Que dire brièvement d’Alioune Diop, ce  » civilisateur intrépide  » dans le meilleur sens des mots, ce rassembleur, ce malicieux faiseur de roi, cet anticolonialiste et antiraciste incorruptible, œuvrant en plein cœur de Paris, à ciel ouvert, sous la toute-puissance de ce que l’éminent professeur français, Olivier Le Cour Grandmaison, appelle la  » République impériale « , forte de sa  » politique et racisme d’État  » ? (1)
Je ne me hasarderai pas à m’étendre sur les grandes qualités de l’homme, sur son immense apport à l’émancipation du continent et des diasporas. Le colloque international que nous organiserons, à Dakar, en mai de cette année, aura trois jours pour tenter de le faire grâce à la prestation d’éminents intellectuels du Sénégal, du reste de l’Afrique, des diasporas – et pourquoi pas de l’Europe ?
J’exposerai ici les principales raisons pour lesquelles la communauté intellectuelle internationale, l’Unesco et bien d’autres associations à vocation culturelle, ont décidé de célébrer, certes avec sobriété, mais avec foi, avec recueillement, tout au long de cette année, le centenaire de la naissance de cet enfant du Sénégal.
Alioune Diop est né, le 10 janvier 1910 à Saint-Louis du Sénégal, cette  » vieille ville française « , comme l’écrivait Ousmane Socé Diop, l’auteur de  » Karim  » ; oui cette  » vieille ville française, centre d’élégance et de bon goût sénégalais « . Les Sénégalais qui interviendront au colloque diront à quel point ce pittoresque tableau du romancier de Rufisque sur l’heureux métissage de la ville, qui a donné naissance à Alioune Diop, est juste et à quel point l’élégance plusieurs fois séculaire de Saint-Louis a pesé sur la démarche intellectuelle du récipiendaire. Intelligence des gestes, élégance vestimentaire, élégance morale, élégance intellectuelle, assurément Alioune était un bel homme.

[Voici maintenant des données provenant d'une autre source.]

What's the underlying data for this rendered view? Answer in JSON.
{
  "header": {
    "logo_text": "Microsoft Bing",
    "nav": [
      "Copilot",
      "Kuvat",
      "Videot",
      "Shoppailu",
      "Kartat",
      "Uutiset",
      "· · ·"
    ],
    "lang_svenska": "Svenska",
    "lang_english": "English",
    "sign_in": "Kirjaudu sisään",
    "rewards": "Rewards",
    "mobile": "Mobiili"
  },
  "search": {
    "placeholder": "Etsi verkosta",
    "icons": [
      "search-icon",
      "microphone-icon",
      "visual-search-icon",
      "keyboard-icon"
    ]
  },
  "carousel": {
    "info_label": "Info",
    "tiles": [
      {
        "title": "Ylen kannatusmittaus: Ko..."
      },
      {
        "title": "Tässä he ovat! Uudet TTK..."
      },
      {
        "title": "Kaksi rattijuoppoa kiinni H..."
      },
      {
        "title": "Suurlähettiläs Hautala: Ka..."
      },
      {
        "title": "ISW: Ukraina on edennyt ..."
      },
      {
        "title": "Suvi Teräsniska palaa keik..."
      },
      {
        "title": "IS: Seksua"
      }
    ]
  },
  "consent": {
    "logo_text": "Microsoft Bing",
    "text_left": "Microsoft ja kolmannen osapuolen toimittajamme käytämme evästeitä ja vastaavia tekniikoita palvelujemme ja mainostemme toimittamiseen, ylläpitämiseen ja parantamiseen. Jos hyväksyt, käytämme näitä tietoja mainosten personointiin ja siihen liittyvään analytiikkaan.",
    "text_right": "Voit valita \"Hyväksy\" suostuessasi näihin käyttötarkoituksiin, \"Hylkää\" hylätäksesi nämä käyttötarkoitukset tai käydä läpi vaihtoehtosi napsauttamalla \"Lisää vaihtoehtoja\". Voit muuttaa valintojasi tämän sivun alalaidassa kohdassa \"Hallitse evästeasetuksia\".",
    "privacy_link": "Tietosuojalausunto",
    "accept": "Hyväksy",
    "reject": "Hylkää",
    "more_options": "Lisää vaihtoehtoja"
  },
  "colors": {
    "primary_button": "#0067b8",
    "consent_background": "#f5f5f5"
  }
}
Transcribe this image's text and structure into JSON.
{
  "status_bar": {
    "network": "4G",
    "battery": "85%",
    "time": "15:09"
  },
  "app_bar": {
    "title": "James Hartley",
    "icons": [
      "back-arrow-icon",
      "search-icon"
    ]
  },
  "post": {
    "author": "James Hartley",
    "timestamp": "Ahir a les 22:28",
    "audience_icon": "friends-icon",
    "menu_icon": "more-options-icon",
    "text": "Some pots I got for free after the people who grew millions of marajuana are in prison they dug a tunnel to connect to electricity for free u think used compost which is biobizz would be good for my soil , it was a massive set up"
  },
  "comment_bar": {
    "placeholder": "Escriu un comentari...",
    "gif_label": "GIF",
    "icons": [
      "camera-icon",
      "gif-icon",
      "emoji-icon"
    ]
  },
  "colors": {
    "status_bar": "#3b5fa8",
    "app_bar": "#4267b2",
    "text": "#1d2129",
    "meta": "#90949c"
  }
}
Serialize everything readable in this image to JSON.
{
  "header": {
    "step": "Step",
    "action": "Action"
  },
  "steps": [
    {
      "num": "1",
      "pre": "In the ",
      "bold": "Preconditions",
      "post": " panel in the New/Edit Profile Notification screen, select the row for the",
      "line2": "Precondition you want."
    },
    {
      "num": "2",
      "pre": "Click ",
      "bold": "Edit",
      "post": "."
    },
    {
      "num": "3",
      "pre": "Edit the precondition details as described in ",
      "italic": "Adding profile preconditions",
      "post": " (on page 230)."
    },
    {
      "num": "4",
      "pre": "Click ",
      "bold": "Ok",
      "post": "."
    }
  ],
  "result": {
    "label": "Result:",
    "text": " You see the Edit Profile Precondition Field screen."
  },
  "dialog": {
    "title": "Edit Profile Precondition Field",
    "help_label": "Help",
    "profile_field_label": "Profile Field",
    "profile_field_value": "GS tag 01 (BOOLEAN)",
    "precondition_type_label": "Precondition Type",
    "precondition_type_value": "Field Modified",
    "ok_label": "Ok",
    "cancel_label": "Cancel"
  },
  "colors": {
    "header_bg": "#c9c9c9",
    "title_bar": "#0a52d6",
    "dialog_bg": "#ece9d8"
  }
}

Le lycée Faidherbe de Saint-Louis, les universités d’Alger et de Paris ont été parcourus avec aisance et Alioune n’a pas perdu de temps à rencontrer sa véritable vocation qui est de convoquer l’intelligentsia mondiale ou plutôt les intelligences et bonnes volontés de ce monde au chevet de l’Afrique : l’Afrique aux cultures niées et humiliées par la domination étrangère, l’Afrique de l’apartheid, l’Afrique envahie par les idéologies de la Guerre froide. Lui, Alioune Diop, qui n’appartenait à aucune idéologie, qu’elle fut politique ou philosophique, car toute idéologie est réductrice, n’avait qu’une ambition : l’émancipation de l’Afrique et de ses diasporas.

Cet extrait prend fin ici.